Especially after a bitterly cold end to January, with the losing bleeding into February. After losing six straight games and 11 in 12, the Wolves needed a nice, tidy little blowout.

"Did this feel great?" asked J.J. Barea, smiling. "Oh, man, yes. This was good for the team."

The Wolves exorcised a bit of pain Saturday at Target Center with a 115-86 romp over a New Orleans Hornets team that had won three of four and seven of nine entering the game.

They did it by scoring in streaks and sometimes seemingly at will. The Wolves led by 19 after one quarter, by as much as 30 in the second and by as much as 34 -- the team's biggest lead of the season -- late in the fourth quarter. The victory margin was, by far, the team's biggest of the season.

The starters set the tone, and the bench followed suit. The Wolves shot a season-best 58.4 percent (45-for-77) while playing strong defense throughout. They pounded the Hornets in the paint, where they scored 59 points, and on defense, forcing 23 New Orleans turnovers that resulted in another 29 points.

"Just such a solid win for our guys," coach Rick Adelman said. "All the way through. I thought we defended well, the ball moved. Just a solid, solid four quarters."

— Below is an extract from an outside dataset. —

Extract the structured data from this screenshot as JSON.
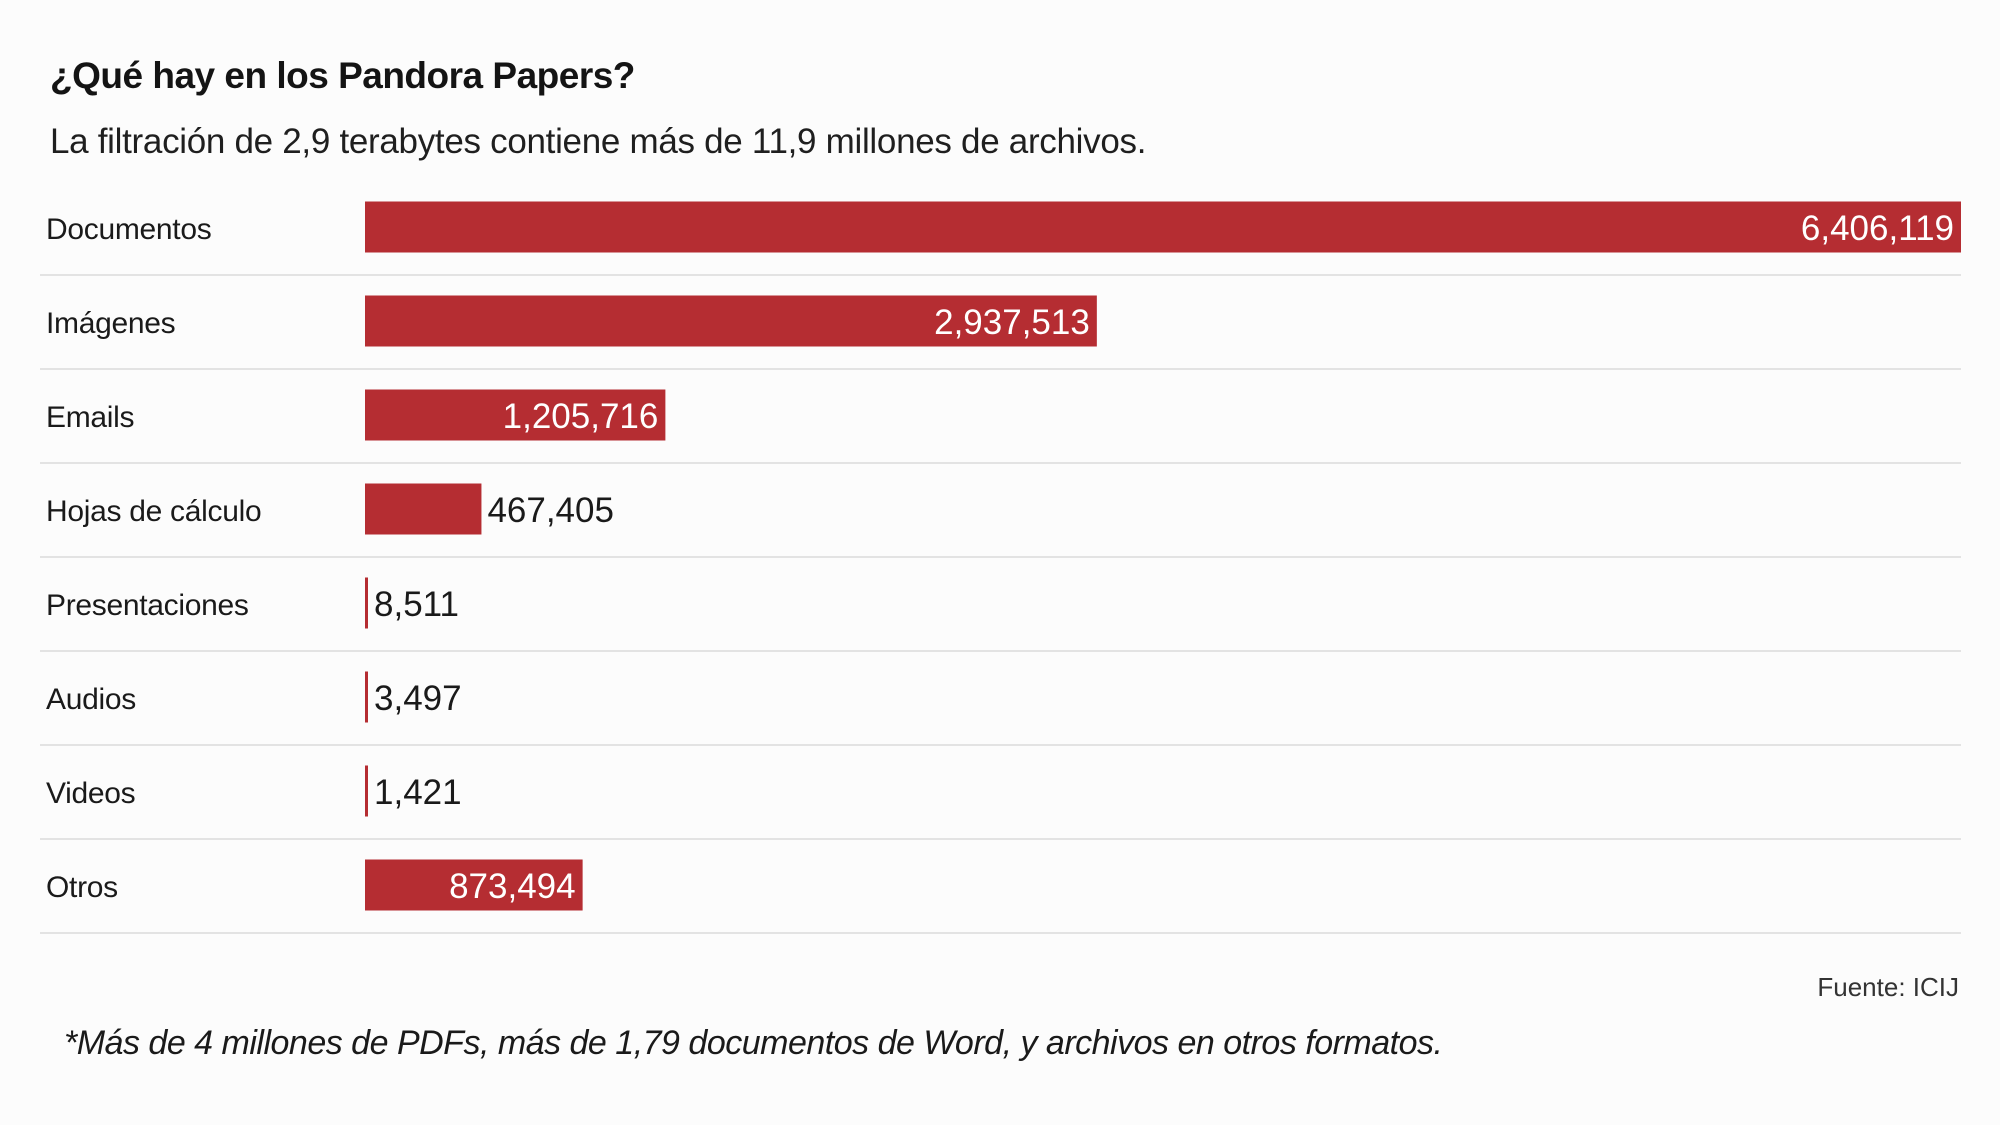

Twelve Wolves players -- every able-bodied man on the roster -- scored Saturday night, led by Dante Cunningham, who came off the bench to score 18 points on 9-for-9 shooting, a team single-game record for most consecutive shots made.

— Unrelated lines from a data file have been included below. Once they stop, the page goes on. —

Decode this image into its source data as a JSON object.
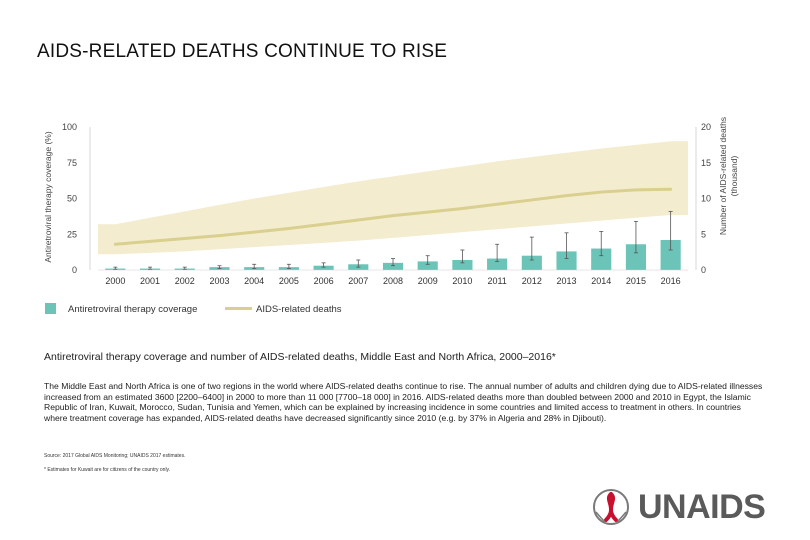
{
  "page": {
    "title": "AIDS-RELATED DEATHS CONTINUE TO RISE",
    "caption": "Antiretroviral therapy coverage and number of AIDS-related deaths, Middle East and North Africa, 2000–2016*",
    "body": "The Middle East and North Africa is one of two regions in the world where AIDS-related deaths continue to rise. The annual number of adults and children dying due to AIDS-related illnesses increased from an estimated 3600 [2200–6400] in 2000 to more than 11 000 [7700–18 000] in 2016. AIDS-related deaths more than doubled between 2000 and 2010 in Egypt, the Islamic Republic of Iran, Kuwait, Morocco, Sudan, Tunisia and Yemen, which can be explained by increasing incidence in some countries and limited access to treatment in others. In countries where treatment coverage has expanded, AIDS-related deaths have decreased significantly since 2010 (e.g. by 37% in Algeria and 28% in Djibouti).",
    "source": "Source: 2017 Global AIDS Monitoring; UNAIDS 2017 estimates.",
    "footnote": "* Estimates for Kuwait are for citizens of the country only.",
    "logo_text": "UNAIDS"
  },
  "colors": {
    "bar": "#6cc3b7",
    "line": "#d9cf8e",
    "band": "#f4eccf",
    "error": "#555555"
  },
  "chart_data": {
    "type": "bar",
    "title": "",
    "categories": [
      "2000",
      "2001",
      "2002",
      "2003",
      "2004",
      "2005",
      "2006",
      "2007",
      "2008",
      "2009",
      "2010",
      "2011",
      "2012",
      "2013",
      "2014",
      "2015",
      "2016"
    ],
    "left_axis": {
      "label": "Antiretroviral therapy coverage (%)",
      "ylim": [
        0,
        100
      ],
      "ticks": [
        0,
        25,
        50,
        75,
        100
      ]
    },
    "right_axis": {
      "label_line1": "Number of AIDS-related deaths",
      "label_line2": "(thousand)",
      "ylim": [
        0,
        20
      ],
      "ticks": [
        0,
        5,
        10,
        15,
        20
      ]
    },
    "series": [
      {
        "name": "Antiretroviral therapy coverage",
        "type": "bar",
        "axis": "left",
        "values": [
          1,
          1,
          1,
          2,
          2,
          2,
          3,
          4,
          5,
          6,
          7,
          8,
          10,
          13,
          15,
          18,
          21
        ],
        "err_low": [
          0.5,
          0.5,
          0.5,
          1,
          1,
          1,
          2,
          2,
          3,
          4,
          5,
          6,
          7,
          8,
          10,
          12,
          14
        ],
        "err_high": [
          2,
          2,
          2,
          3,
          4,
          4,
          5,
          7,
          8,
          10,
          14,
          18,
          23,
          26,
          27,
          34,
          41
        ]
      },
      {
        "name": "AIDS-related deaths",
        "type": "line",
        "axis": "right",
        "values": [
          3.6,
          4.0,
          4.4,
          4.8,
          5.3,
          5.8,
          6.4,
          7.0,
          7.6,
          8.1,
          8.6,
          9.2,
          9.8,
          10.4,
          10.9,
          11.2,
          11.3
        ],
        "band_low": [
          2.2,
          2.4,
          2.6,
          2.9,
          3.2,
          3.5,
          3.8,
          4.1,
          4.5,
          4.9,
          5.3,
          5.7,
          6.1,
          6.5,
          6.9,
          7.3,
          7.7
        ],
        "band_high": [
          6.4,
          7.3,
          8.2,
          9.1,
          10.0,
          10.8,
          11.6,
          12.4,
          13.1,
          13.8,
          14.5,
          15.2,
          15.8,
          16.4,
          17.0,
          17.5,
          18.0
        ]
      }
    ],
    "legend": {
      "position": "bottom-left",
      "items": [
        "Antiretroviral therapy coverage",
        "AIDS-related deaths"
      ]
    }
  }
}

Nikola Pekovic added 14, Alexey Shved and Andrei Kirilenko had 12, and Mickael Gelabale had 11. The bench contributed 68 points, with the starters spending the fourth quarter on the bench cheering the effort.

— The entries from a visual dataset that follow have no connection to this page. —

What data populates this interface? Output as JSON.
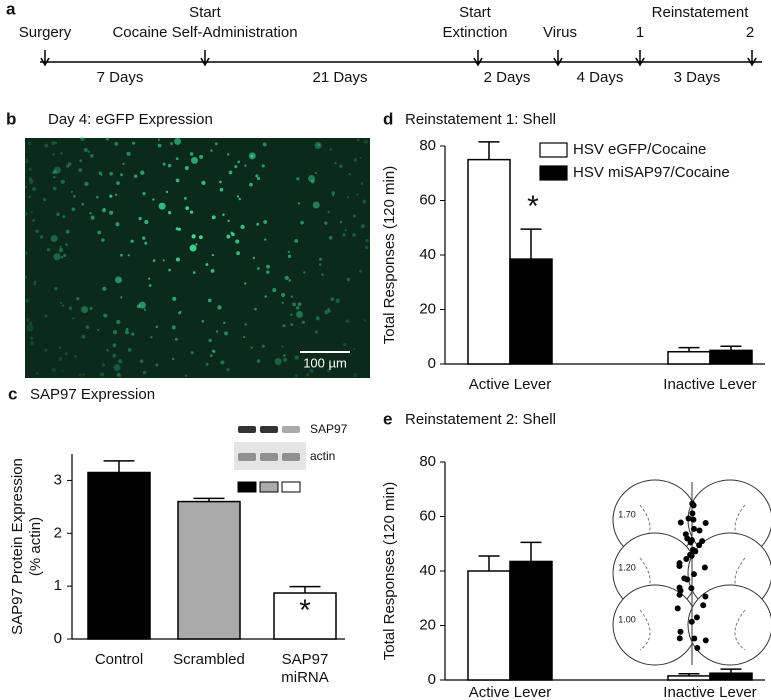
{
  "timeline": {
    "panel": "a",
    "above": [
      "Start",
      "Start",
      "Reinstatement"
    ],
    "events": [
      "Surgery",
      "Cocaine Self-Administration",
      "Extinction",
      "Virus",
      "1",
      "2"
    ],
    "intervals": [
      "7 Days",
      "21 Days",
      "2 Days",
      "4 Days",
      "3 Days"
    ]
  },
  "image_panel": {
    "panel": "b",
    "title": "Day 4: eGFP Expression",
    "scale_bar": "100 µm"
  },
  "chart_data": [
    {
      "type": "bar",
      "panel": "c",
      "title": "SAP97 Expression",
      "y_label": [
        "SAP97 Protein Expression",
        "(% actin)"
      ],
      "categories": [
        [
          "Control"
        ],
        [
          "Scrambled"
        ],
        [
          "SAP97",
          "miRNA"
        ]
      ],
      "values": [
        3.15,
        2.6,
        0.87
      ],
      "errors": [
        0.22,
        0.06,
        0.12
      ],
      "colors": [
        "#000000",
        "#aaaaaa",
        "#ffffff"
      ],
      "ylim": [
        0,
        3.5
      ],
      "yticks": [
        0,
        1,
        2,
        3
      ],
      "annotation": "*",
      "inset_labels": [
        "SAP97",
        "actin"
      ]
    },
    {
      "type": "grouped-bar",
      "panel": "d",
      "title": "Reinstatement 1: Shell",
      "y_label": [
        "Total Responses (120 min)"
      ],
      "categories": [
        [
          "Active Lever"
        ],
        [
          "Inactive Lever"
        ]
      ],
      "series": [
        {
          "name": "HSV eGFP/Cocaine",
          "color": "#ffffff",
          "values": [
            75,
            4.5
          ],
          "errors": [
            6.5,
            1.5
          ]
        },
        {
          "name": "HSV miSAP97/Cocaine",
          "color": "#000000",
          "values": [
            38.5,
            5
          ],
          "errors": [
            11,
            1.5
          ]
        }
      ],
      "ylim": [
        0,
        80
      ],
      "yticks": [
        0,
        20,
        40,
        60,
        80
      ],
      "annotation": "*",
      "legend": "top-right"
    },
    {
      "type": "grouped-bar",
      "panel": "e",
      "title": "Reinstatement 2: Shell",
      "y_label": [
        "Total Responses (120 min)"
      ],
      "categories": [
        [
          "Active Lever"
        ],
        [
          "Inactive Lever"
        ]
      ],
      "series": [
        {
          "color": "#ffffff",
          "values": [
            40,
            1.5
          ],
          "errors": [
            5.5,
            0.8
          ]
        },
        {
          "color": "#000000",
          "values": [
            43.5,
            2.5
          ],
          "errors": [
            7,
            1.5
          ]
        }
      ],
      "ylim": [
        0,
        80
      ],
      "yticks": [
        0,
        20,
        40,
        60,
        80
      ],
      "diagram_labels": [
        "1.70",
        "1.20",
        "1.00"
      ]
    }
  ]
}
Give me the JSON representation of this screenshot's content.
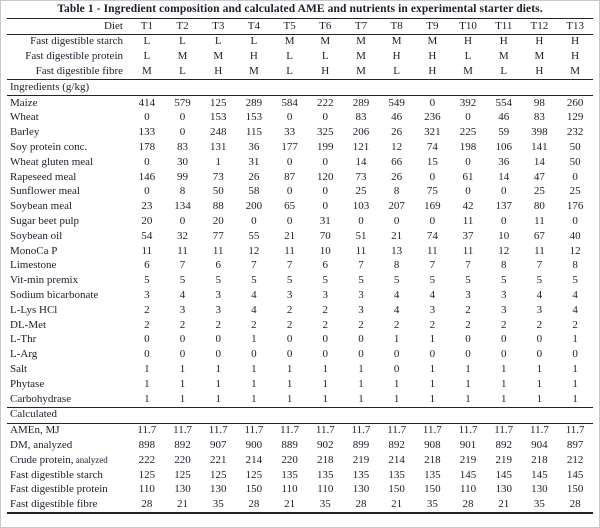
{
  "title": "Table 1 - Ingredient composition and calculated AME and nutrients in experimental starter diets.",
  "table": {
    "header": {
      "label": "Diet",
      "diets": [
        "T1",
        "T2",
        "T3",
        "T4",
        "T5",
        "T6",
        "T7",
        "T8",
        "T9",
        "T10",
        "T11",
        "T12",
        "T13"
      ]
    },
    "factor_rows": [
      {
        "label": "Fast digestible starch",
        "values": [
          "L",
          "L",
          "L",
          "L",
          "M",
          "M",
          "M",
          "M",
          "M",
          "H",
          "H",
          "H",
          "H"
        ]
      },
      {
        "label": "Fast digestible protein",
        "values": [
          "L",
          "M",
          "M",
          "H",
          "L",
          "L",
          "M",
          "H",
          "H",
          "L",
          "M",
          "M",
          "H"
        ]
      },
      {
        "label": "Fast digestible fibre",
        "values": [
          "M",
          "L",
          "H",
          "M",
          "L",
          "H",
          "M",
          "L",
          "H",
          "M",
          "L",
          "H",
          "M"
        ]
      }
    ],
    "ingredients_section": {
      "label": "Ingredients (g/kg)",
      "rows": [
        {
          "label": "Maize",
          "values": [
            414,
            579,
            125,
            289,
            584,
            222,
            289,
            549,
            0,
            392,
            554,
            98,
            260
          ]
        },
        {
          "label": "Wheat",
          "values": [
            0,
            0,
            153,
            153,
            0,
            0,
            83,
            46,
            236,
            0,
            46,
            83,
            129
          ]
        },
        {
          "label": "Barley",
          "values": [
            133,
            0,
            248,
            115,
            33,
            325,
            206,
            26,
            321,
            225,
            59,
            398,
            232
          ]
        },
        {
          "label": "Soy protein conc.",
          "values": [
            178,
            83,
            131,
            36,
            177,
            199,
            121,
            12,
            74,
            198,
            106,
            141,
            50
          ]
        },
        {
          "label": "Wheat gluten meal",
          "values": [
            0,
            30,
            1,
            31,
            0,
            0,
            14,
            66,
            15,
            0,
            36,
            14,
            50
          ]
        },
        {
          "label": "Rapeseed meal",
          "values": [
            146,
            99,
            73,
            26,
            87,
            120,
            73,
            26,
            0,
            61,
            14,
            47,
            0
          ]
        },
        {
          "label": "Sunflower meal",
          "values": [
            0,
            8,
            50,
            58,
            0,
            0,
            25,
            8,
            75,
            0,
            0,
            25,
            25
          ]
        },
        {
          "label": "Soybean meal",
          "values": [
            23,
            134,
            88,
            200,
            65,
            0,
            103,
            207,
            169,
            42,
            137,
            80,
            176
          ]
        },
        {
          "label": "Sugar beet pulp",
          "values": [
            20,
            0,
            20,
            0,
            0,
            31,
            0,
            0,
            0,
            11,
            0,
            11,
            0
          ]
        },
        {
          "label": "Soybean oil",
          "values": [
            54,
            32,
            77,
            55,
            21,
            70,
            51,
            21,
            74,
            37,
            10,
            67,
            40
          ]
        },
        {
          "label": "MonoCa P",
          "values": [
            11,
            11,
            11,
            12,
            11,
            10,
            11,
            13,
            11,
            11,
            12,
            11,
            12
          ]
        },
        {
          "label": "Limestone",
          "values": [
            6,
            7,
            6,
            7,
            7,
            6,
            7,
            8,
            7,
            7,
            8,
            7,
            8
          ]
        },
        {
          "label": "Vit-min premix",
          "values": [
            5,
            5,
            5,
            5,
            5,
            5,
            5,
            5,
            5,
            5,
            5,
            5,
            5
          ]
        },
        {
          "label": "Sodium bicarbonate",
          "values": [
            3,
            4,
            3,
            4,
            3,
            3,
            3,
            4,
            4,
            3,
            3,
            4,
            4
          ]
        },
        {
          "label": "L-Lys HCl",
          "values": [
            2,
            3,
            3,
            4,
            2,
            2,
            3,
            4,
            3,
            2,
            3,
            3,
            4
          ]
        },
        {
          "label": "DL-Met",
          "values": [
            2,
            2,
            2,
            2,
            2,
            2,
            2,
            2,
            2,
            2,
            2,
            2,
            2
          ]
        },
        {
          "label": "L-Thr",
          "values": [
            0,
            0,
            0,
            1,
            0,
            0,
            0,
            1,
            1,
            0,
            0,
            0,
            1
          ]
        },
        {
          "label": "L-Arg",
          "values": [
            0,
            0,
            0,
            0,
            0,
            0,
            0,
            0,
            0,
            0,
            0,
            0,
            0
          ]
        },
        {
          "label": "Salt",
          "values": [
            1,
            1,
            1,
            1,
            1,
            1,
            1,
            0,
            1,
            1,
            1,
            1,
            1
          ]
        },
        {
          "label": "Phytase",
          "values": [
            1,
            1,
            1,
            1,
            1,
            1,
            1,
            1,
            1,
            1,
            1,
            1,
            1
          ]
        },
        {
          "label": "Carbohydrase",
          "values": [
            1,
            1,
            1,
            1,
            1,
            1,
            1,
            1,
            1,
            1,
            1,
            1,
            1
          ]
        }
      ]
    },
    "calculated_section": {
      "label": "Calculated",
      "rows": [
        {
          "label": "AMEn, MJ",
          "values": [
            "11.7",
            "11.7",
            "11.7",
            "11.7",
            "11.7",
            "11.7",
            "11.7",
            "11.7",
            "11.7",
            "11.7",
            "11.7",
            "11.7",
            "11.7"
          ]
        },
        {
          "label": "DM, analyzed",
          "values": [
            898,
            892,
            907,
            900,
            889,
            902,
            899,
            892,
            908,
            901,
            892,
            904,
            897
          ]
        },
        {
          "label": "Crude protein,",
          "label_small": "analyzed",
          "values": [
            222,
            220,
            221,
            214,
            220,
            218,
            219,
            214,
            218,
            219,
            219,
            218,
            212
          ]
        },
        {
          "label": "Fast digestible starch",
          "values": [
            125,
            125,
            125,
            125,
            135,
            135,
            135,
            135,
            135,
            145,
            145,
            145,
            145
          ]
        },
        {
          "label": "Fast digestible protein",
          "values": [
            110,
            130,
            130,
            150,
            110,
            110,
            130,
            150,
            150,
            110,
            130,
            130,
            150
          ]
        },
        {
          "label": "Fast digestible fibre",
          "values": [
            28,
            21,
            35,
            28,
            21,
            35,
            28,
            21,
            35,
            28,
            21,
            35,
            28
          ]
        }
      ]
    }
  },
  "colors": {
    "background": "#ffffff",
    "text": "#1d1d2b",
    "rule": "#242424",
    "frame_border": "#c9c9c9"
  }
}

With the victory the Wolves (18-26) broke a season-high six-game losing streak. And, to show how unpredictable the NBA is:

On Friday, the Wolves fell behind the Lakers by 29 points, but about 24 hours later they held a 34-point lead over the Hornets (15-33), who were playing without guard Eric Gordon. On Friday, the Lakers' 68 first-half points were the most allowed by the Wolves this year. New Orleans' 31 first-half points Saturday were the fewest by a Wolves opponent this season.

What a difference a day makes.

"We learned a lot from [Friday's game]," Ricky Rubio said. "We knew we had to start the game aggressive."

A day after answering questions about yet another loss, the toughest query fielded Saturday came when Rubio was asked to rank who had finished best off one of his alley-oop passes: Pekovic, Cunningham or Kirilenko?

"I don't want to pick," Rubio joked. "Because they're going to get mad at me and miss the alley-oop and make me look bad. But the one with D.C. looked good. It was high, and he can jump."

For at least one night, the Wolves were able to stop thinking about losing, though the hole the team has dug will require a lot more work to exit.

But the four-quarters nature of the team's effort against New Orleans was reason for optimism.

"It was good for our team to get a win like that," said Luke Ridnour. "We've been in so many tough games lately, and lost so many. To get a big win, where everybody gets to come in and play and contribute, was good. It's been a long time, that's for sure. Hopefully we can build on it."